Australijczyk zabrał się do tego z pełną pieczołowitością, ale nic nie zdziałał. Jechał w odległości ok. 1,5 sekundy od prowadzącego Al Azhariego i nie był w stanie zaatakować. Na pocieszenie może zapisać sobie na koncie pierwsze podium w sezonie i pokonanie bezpośrednich rywali z klasyfikacji generalnej – Jamesa Egoziego i Juana Coty.
Pradel nie był jednak gwiazdą show – to miano należy się Al Azhariemu. Zawodnik z licencją ZEA nie popełnił ani jednego błędu, kapitalnie manewrował po wężykującym torze pełnym zdradliwych łuków. Tam, gdzie inni (jak Anurag) tracili przyczepność, Al Azhari doskonale operował przepustnicą i nie pozwolił rywalom myśleć o natarciu. A Jack Beeton nie odpuszczał i siedział liderowi na ogonie. Spomiędzy zawodników spoza podium, kilka słów warto powiedzieć o Lucasie Fluxy – on to z 11. miejsca przedarł się na 4.
Zero punktów dla Polaków
Dla Macieja Gładysza wyścig właściwie skończył się jeszcze zanim się zaczął. Polak zajmował świetne 5. pole startowe, ale kiedy zgasły światła, nie udało mu się z niego ruszyć. Nasz kierowca przyznał, że sam nieco zbyt szybko zwolnił sprzęgło, a potem, gdy usiłował przyciskiem na kierownicy ponownie włączyć silnik, nacisnął nie ten guzik, którego potrzebował. Jego stojący bolid desperacko próbowali ominąć rywale i większości się to udało, ale Carrie Schreiner oraz Ernesto Rivera nie zdołali uniknąć kolizji, w efekcie czego liczba zawodników, którzy do mety nie dojechali, wzrosła do 3.

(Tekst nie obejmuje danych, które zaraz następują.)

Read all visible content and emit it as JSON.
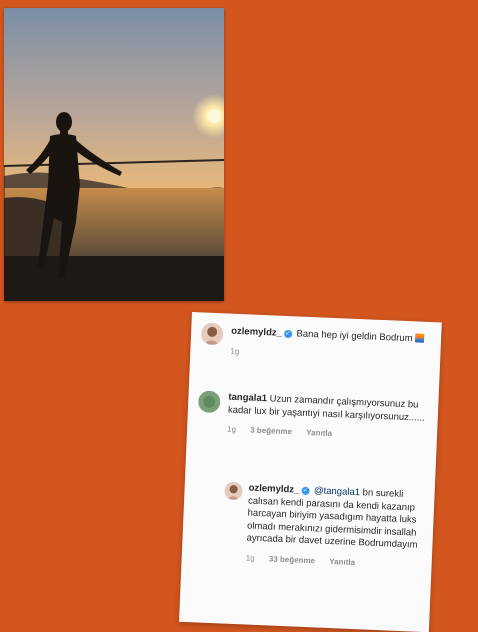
{
  "post": {
    "caption_user": "ozlemyldz_",
    "caption_text": "Bana hep iyi geldin Bodrum",
    "caption_time": "1g"
  },
  "comments": [
    {
      "user": "tangala1",
      "text": "Uzun zamandır çalışmıyorsunuz bu kadar lux bir yaşantıyi nasıl karşılıyorsunuz......",
      "time": "1g",
      "likes": "3 beğenme",
      "reply": "Yanıtla"
    }
  ],
  "reply": {
    "user": "ozlemyldz_",
    "mention": "@tangala1",
    "text": "bn surekli calısan kendi parasını da kendi kazanıp harcayan biriyim yasadıgım hayatta luks olmadı merakınızı gidermisimdir insallah ayrıcada bir davet uzerine Bodrumdayım",
    "time": "1g",
    "likes": "33 beğenme",
    "reply_label": "Yanıtla"
  },
  "icons": {
    "verified": "verified-badge-icon",
    "emoji": "sunset-emoji-icon"
  },
  "colors": {
    "background": "#d3561f",
    "card": "#fbfbfb",
    "verified": "#3897f0"
  }
}
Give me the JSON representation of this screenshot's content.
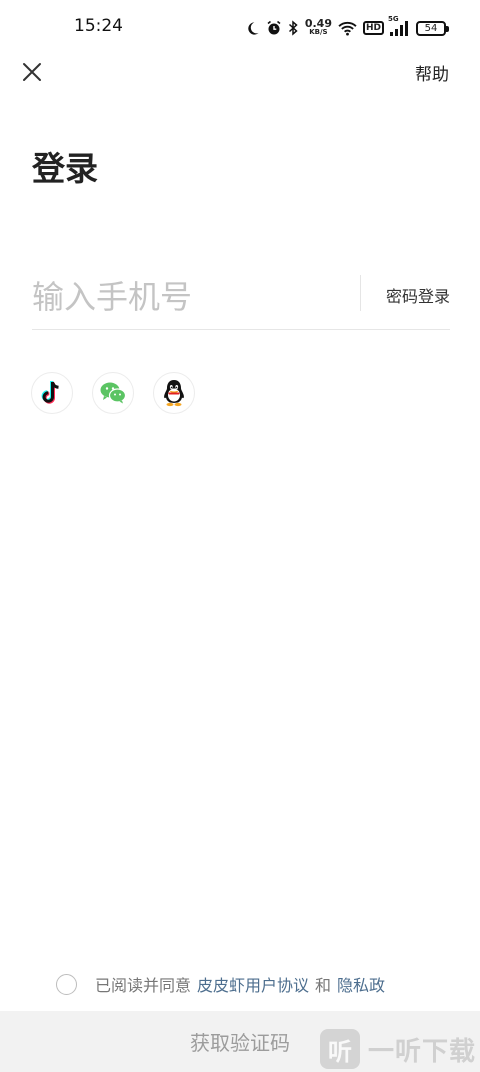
{
  "status_bar": {
    "time": "15:24",
    "net_speed_value": "0.49",
    "net_speed_unit": "KB/S",
    "hd_label": "HD",
    "signal_label": "5G",
    "battery": "54",
    "icons": [
      "moon-icon",
      "alarm-icon",
      "bluetooth-icon",
      "wifi-icon",
      "signal-icon",
      "battery-icon"
    ]
  },
  "nav": {
    "close_icon": "close-icon",
    "help_label": "帮助"
  },
  "title": "登录",
  "phone": {
    "placeholder": "输入手机号",
    "value": ""
  },
  "password_login_label": "密码登录",
  "social": {
    "items": [
      "tiktok-icon",
      "wechat-icon",
      "qq-icon"
    ],
    "colors": {
      "wechat": "#5bc463",
      "tiktok_cyan": "#25f4ee",
      "tiktok_red": "#fe2c55"
    }
  },
  "agreement": {
    "prefix": "已阅读并同意",
    "user_agreement": "皮皮虾用户协议",
    "and": "和",
    "privacy": "隐私政",
    "link_color": "#4d6e8e"
  },
  "get_code_label": "获取验证码",
  "watermark": {
    "icon_text": "听",
    "text": "一听下载"
  }
}
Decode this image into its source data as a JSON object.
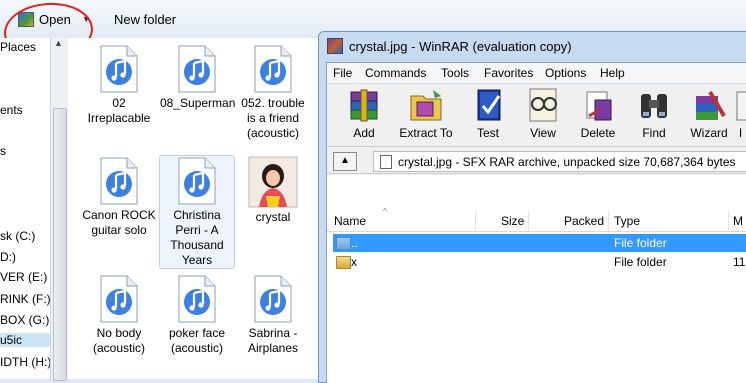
{
  "explorer": {
    "toolbar": {
      "open_label": "Open",
      "new_folder_label": "New folder"
    },
    "nav_items": [
      "Places",
      "ents",
      "s",
      "sk (C:)",
      "D:)",
      "VER (E:)",
      "RINK (F:)",
      "BOX (G:)",
      "u5ic",
      "IDTH (H:)"
    ],
    "files": [
      {
        "name": "02 Irreplacable",
        "type": "music"
      },
      {
        "name": "08_Superman",
        "type": "music"
      },
      {
        "name": "052. trouble is a friend (acoustic)",
        "type": "music"
      },
      {
        "name": "Canon ROCK guitar solo",
        "type": "music"
      },
      {
        "name": "Christina Perri - A Thousand Years",
        "type": "music"
      },
      {
        "name": "crystal",
        "type": "image"
      },
      {
        "name": "No body (acoustic)",
        "type": "music"
      },
      {
        "name": "poker face (acoustic)",
        "type": "music"
      },
      {
        "name": "Sabrina - Airplanes",
        "type": "music"
      }
    ]
  },
  "winrar": {
    "title": "crystal.jpg - WinRAR (evaluation copy)",
    "menu": [
      "File",
      "Commands",
      "Tools",
      "Favorites",
      "Options",
      "Help"
    ],
    "tools": [
      {
        "label": "Add",
        "icon": "add-archive-icon"
      },
      {
        "label": "Extract To",
        "icon": "extract-icon"
      },
      {
        "label": "Test",
        "icon": "test-icon"
      },
      {
        "label": "View",
        "icon": "view-icon"
      },
      {
        "label": "Delete",
        "icon": "delete-icon"
      },
      {
        "label": "Find",
        "icon": "find-icon"
      },
      {
        "label": "Wizard",
        "icon": "wizard-icon"
      },
      {
        "label": "I",
        "icon": "info-icon"
      }
    ],
    "path_text": "crystal.jpg - SFX RAR archive, unpacked size 70,687,364 bytes",
    "columns": [
      "Name",
      "Size",
      "Packed",
      "Type",
      "M"
    ],
    "rows": [
      {
        "name": "..",
        "size": "",
        "packed": "",
        "type": "File folder",
        "modified": "",
        "selected": true
      },
      {
        "name": "x",
        "size": "",
        "packed": "",
        "type": "File folder",
        "modified": "11,",
        "selected": false
      }
    ]
  }
}
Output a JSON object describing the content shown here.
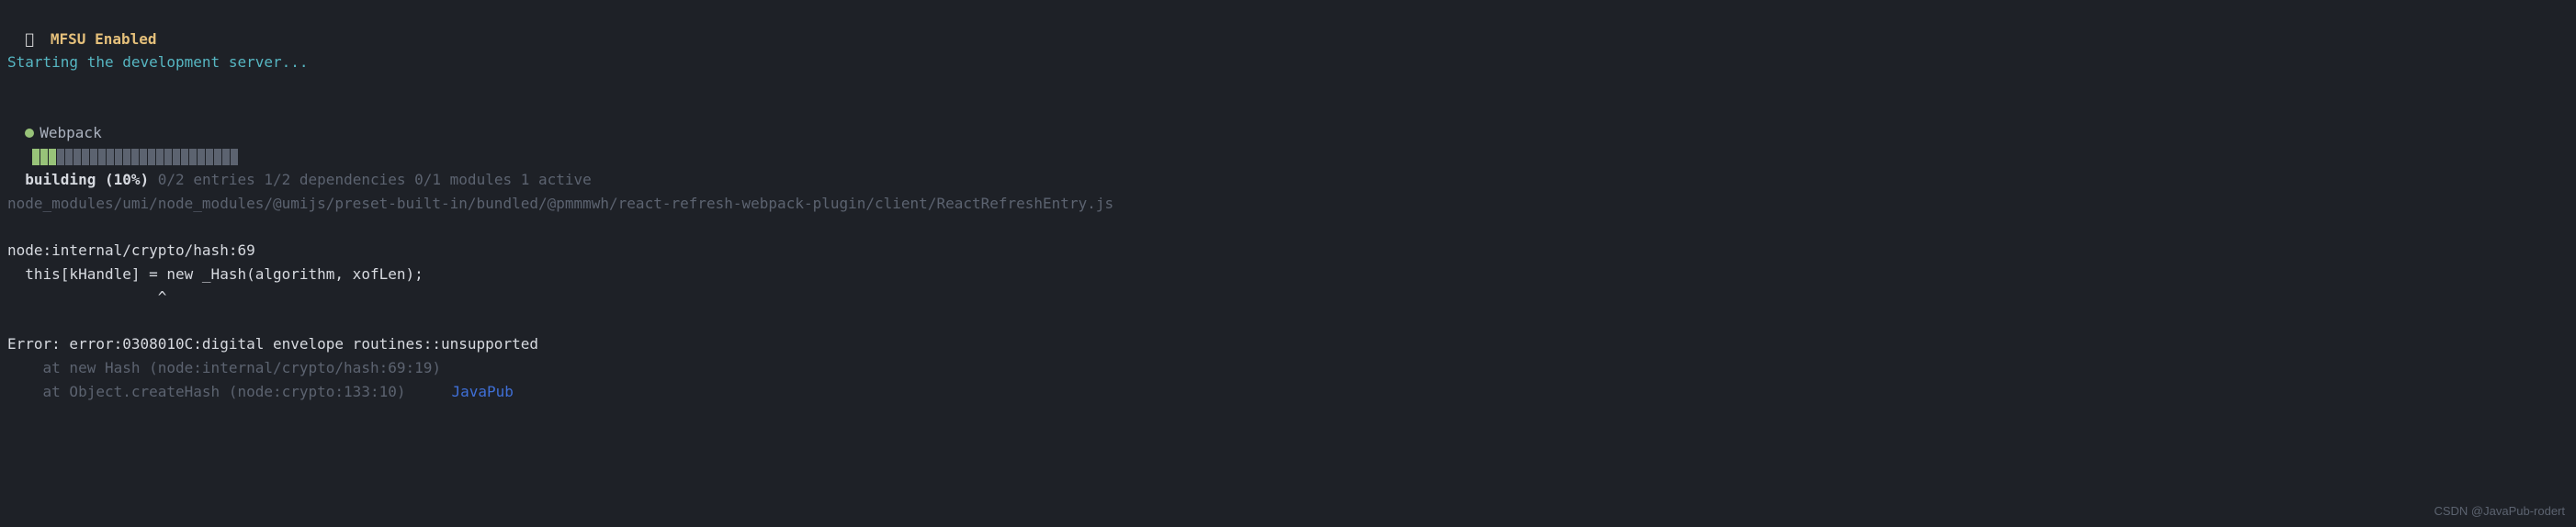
{
  "header": {
    "mfsu_label": "MFSU Enabled"
  },
  "starting_line": "Starting the development server...",
  "webpack": {
    "label": "Webpack",
    "building_label": "building",
    "percent": "(10%)",
    "entries_info": "0/2 entries 1/2 dependencies 0/1 modules 1 active",
    "progress_filled": 3,
    "progress_total": 25,
    "module_path": "node_modules/umi/node_modules/@umijs/preset-built-in/bundled/@pmmmwh/react-refresh-webpack-plugin/client/ReactRefreshEntry.js"
  },
  "node_error": {
    "location": "node:internal/crypto/hash:69",
    "code_line": "  this[kHandle] = new _Hash(algorithm, xofLen);",
    "pointer_line": "                 ^"
  },
  "error": {
    "message": "Error: error:0308010C:digital envelope routines::unsupported",
    "stack": [
      "    at new Hash (node:internal/crypto/hash:69:19)",
      "    at Object.createHash (node:crypto:133:10)"
    ]
  },
  "watermark": "JavaPub",
  "csdn": "CSDN @JavaPub-rodert"
}
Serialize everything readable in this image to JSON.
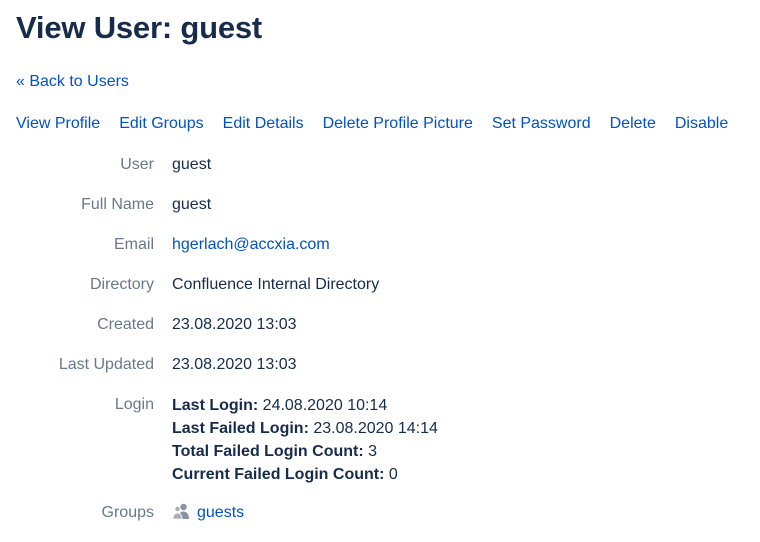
{
  "page": {
    "title": "View User: guest",
    "back_link": "« Back to Users"
  },
  "actions": [
    "View Profile",
    "Edit Groups",
    "Edit Details",
    "Delete Profile Picture",
    "Set Password",
    "Delete",
    "Disable"
  ],
  "details": {
    "user_label": "User",
    "user_value": "guest",
    "fullname_label": "Full Name",
    "fullname_value": "guest",
    "email_label": "Email",
    "email_value": "hgerlach@accxia.com",
    "directory_label": "Directory",
    "directory_value": "Confluence Internal Directory",
    "created_label": "Created",
    "created_value": "23.08.2020 13:03",
    "updated_label": "Last Updated",
    "updated_value": "23.08.2020 13:03",
    "login_label": "Login",
    "login": {
      "last_login_label": "Last Login:",
      "last_login_value": " 24.08.2020 10:14",
      "last_failed_label": "Last Failed Login:",
      "last_failed_value": " 23.08.2020 14:14",
      "total_failed_label": "Total Failed Login Count:",
      "total_failed_value": " 3",
      "current_failed_label": "Current Failed Login Count:",
      "current_failed_value": " 0"
    },
    "groups_label": "Groups",
    "groups": [
      {
        "name": "guests",
        "icon": "group-icon"
      }
    ]
  },
  "colors": {
    "link": "#0052cc",
    "label": "#6b778c",
    "text": "#172b4d"
  }
}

Jeśli MP Motorsport uda się naprawić solidnie rozbitą maszynę Polaka (który, co ważne, wyszedł bez szwanku z wypadku), Gładysz powróci do rywalizacji jutro. Nasz drugi zawodnik na polu bitwy, Wiktor Dobrzański, znów bardziej mierzył się zaś ze swoim samochodem, aniżeli z rywalami. Zyskawszy 3 pozycje po powyższym wypadku, rozpoczynał rywalizację z 33. miejsca i przeszedł po chwili na 31. pozycję, by spaść na 32. i ponownie awansować na 28. Bez wielkiej różnicy, w kontekście klasyfikacji generalnej.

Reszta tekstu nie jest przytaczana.